Saturday, December 05, 2020

Wisdom for young men and women


"You will bring with you from your books and solitary reveries a wrong measure of men and things, unless you correct it by careful experience and mixed observation. 

You will raise your standard of character as much too high at first, and from disappointed expectation, it will sink too low afterwards. But you had, after all, better wait and see what things are than try to anticipate the results. You know more of a road by having travelled it than by all the conjectures and descriptions in the world. 

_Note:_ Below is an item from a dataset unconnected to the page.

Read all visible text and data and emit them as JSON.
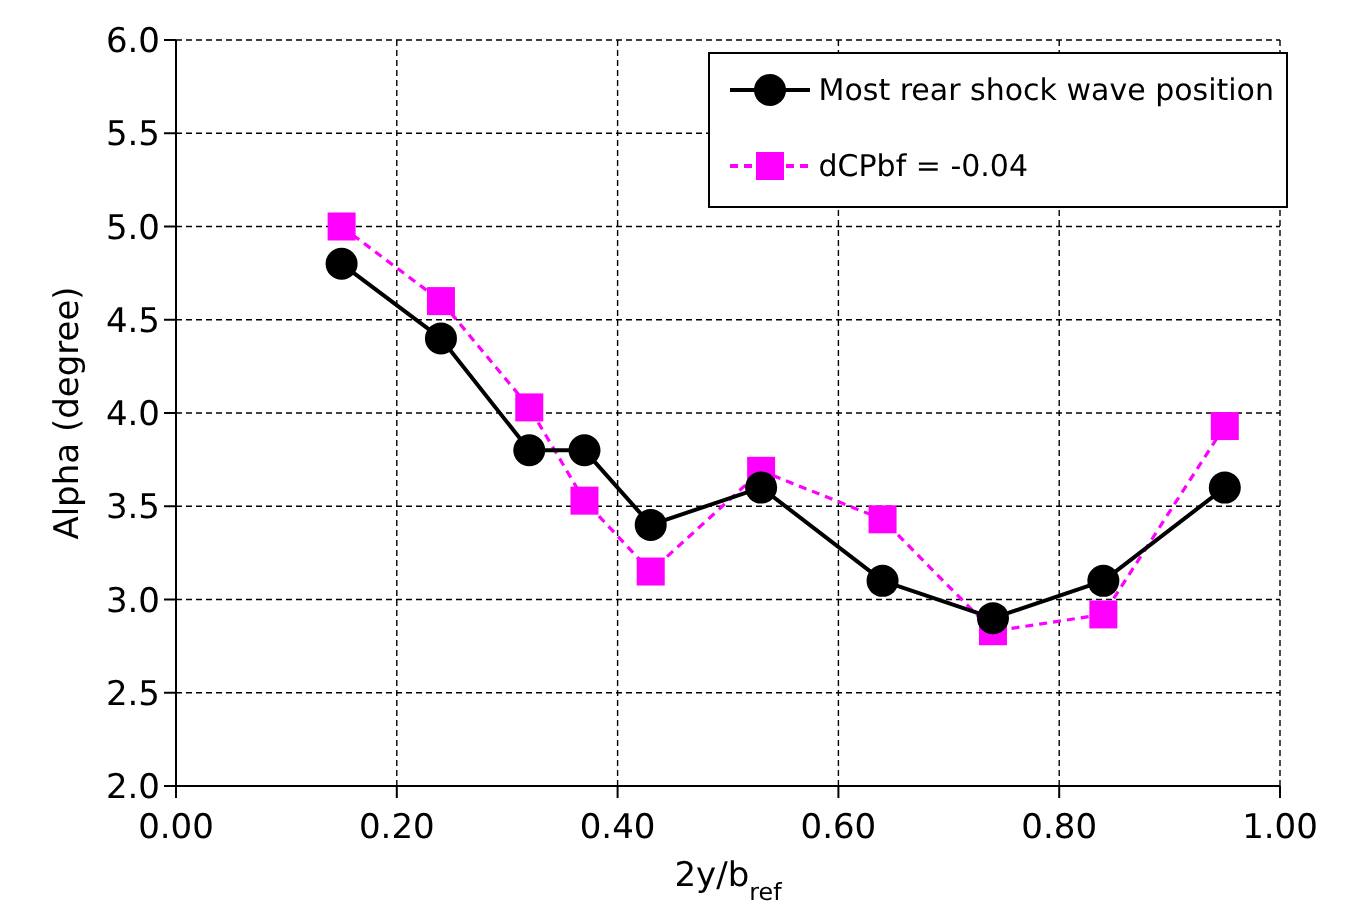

You will find the business of life conducted on a much more varied and individual scale than you would expect. People will be concerned about a thousand things that you have no idea of, and will be utterly indifferent to what you feel the greatest interest in. You will find good and evil, folly and discretion, more mingled, and the shades of character running more into each other than they do in the ethical charts. No one is equally wise or guarded at all points, and it is seldom that any one is quite a fool. 

  Do not be surprised when you go out into the world to find men talk exceedingly well on different subjects who do not derive their information immediately from books. Common sense is not a monopoly, and experience and observation are sources of information open to the common man of the world as well as to the educated student. If you may know more of the outline and principles, he knows more of the details and practice of life. A man may give a singular account of the method of drying teas in China without being a profound chemist. It is the vice of scholars to suppose that there is no knowledge in the world but that of books. If you want to avoid it I urge you and thereby save yourself the pain and mortification that must ensue from finding out your mistake continually."   William Hazlitt.